Modulation of bile secretion by hepatic low-density lipoprotein uptake and by chenodeoxycholic acid and ursodeoxycholic acid treatment in the hamster.

The effects of both apolipoprotein B,E receptor-dependent and receptor-independent uptake of low-density lipoprotein (LDL) in the liver on bile secretion were studied in bile fistula hamsters. Three groups of animals were studied after 4 wk of feeding either a control, chenodeoxycholic acid-, or ursodeoxycholic acid-containing diet. The hepatic receptor-dependent and receptor-independent uptake of LDL was related to both bile flow and biliary lipid secretion.

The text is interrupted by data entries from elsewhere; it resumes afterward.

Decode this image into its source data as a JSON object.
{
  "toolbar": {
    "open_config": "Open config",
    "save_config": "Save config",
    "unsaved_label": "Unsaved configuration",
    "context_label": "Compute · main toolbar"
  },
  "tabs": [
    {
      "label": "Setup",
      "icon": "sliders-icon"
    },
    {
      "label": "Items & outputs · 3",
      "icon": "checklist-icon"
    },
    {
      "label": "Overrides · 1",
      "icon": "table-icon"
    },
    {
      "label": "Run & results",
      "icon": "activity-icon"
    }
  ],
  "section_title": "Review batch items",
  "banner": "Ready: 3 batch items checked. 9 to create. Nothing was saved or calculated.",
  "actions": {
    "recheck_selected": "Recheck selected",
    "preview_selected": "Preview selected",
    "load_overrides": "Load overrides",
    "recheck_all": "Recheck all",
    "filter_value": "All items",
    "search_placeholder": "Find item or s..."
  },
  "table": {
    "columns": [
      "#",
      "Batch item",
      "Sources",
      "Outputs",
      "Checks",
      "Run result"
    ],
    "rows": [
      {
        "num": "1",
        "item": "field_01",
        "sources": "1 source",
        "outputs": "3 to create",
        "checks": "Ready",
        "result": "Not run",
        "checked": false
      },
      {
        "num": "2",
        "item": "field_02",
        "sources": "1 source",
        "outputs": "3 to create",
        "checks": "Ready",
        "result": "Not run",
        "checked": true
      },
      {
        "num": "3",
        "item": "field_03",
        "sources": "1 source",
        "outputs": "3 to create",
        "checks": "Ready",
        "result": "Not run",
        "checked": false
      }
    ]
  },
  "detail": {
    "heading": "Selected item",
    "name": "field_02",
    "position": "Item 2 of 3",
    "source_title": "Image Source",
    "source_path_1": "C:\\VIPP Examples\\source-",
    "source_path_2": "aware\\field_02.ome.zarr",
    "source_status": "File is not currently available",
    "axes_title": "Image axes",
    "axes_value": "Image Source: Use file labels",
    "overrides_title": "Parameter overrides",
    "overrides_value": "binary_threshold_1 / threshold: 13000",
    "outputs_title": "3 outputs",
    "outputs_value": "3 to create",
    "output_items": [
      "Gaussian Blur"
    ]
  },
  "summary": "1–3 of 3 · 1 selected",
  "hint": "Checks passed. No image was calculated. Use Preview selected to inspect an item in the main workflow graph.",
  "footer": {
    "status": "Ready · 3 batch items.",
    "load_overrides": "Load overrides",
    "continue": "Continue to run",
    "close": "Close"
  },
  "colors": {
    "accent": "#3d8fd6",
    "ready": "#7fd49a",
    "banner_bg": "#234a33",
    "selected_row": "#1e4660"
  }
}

The correlation with bile flow and biliary lipid secretion was positive for the receptor-dependent, but negative for the receptor-independent uptake of LDL. Although the receptor-mediated LDL uptake appeared to exert a strong influence on bile acid-independent bile flow, the receptor-independent uptake showed a significant relation with biliary bile acid excretion. Differences between the two mechanisms of LDL uptake were also evident in the biliary bile acid-cholesterol coupling, which was significantly stronger during receptor-independent than during receptor-dependent uptake of LDL. The effects of LDL uptake on bile secretion were modulated by the experimentally induced changes in both the content and composition of bile acids in the enterohepatic circulation.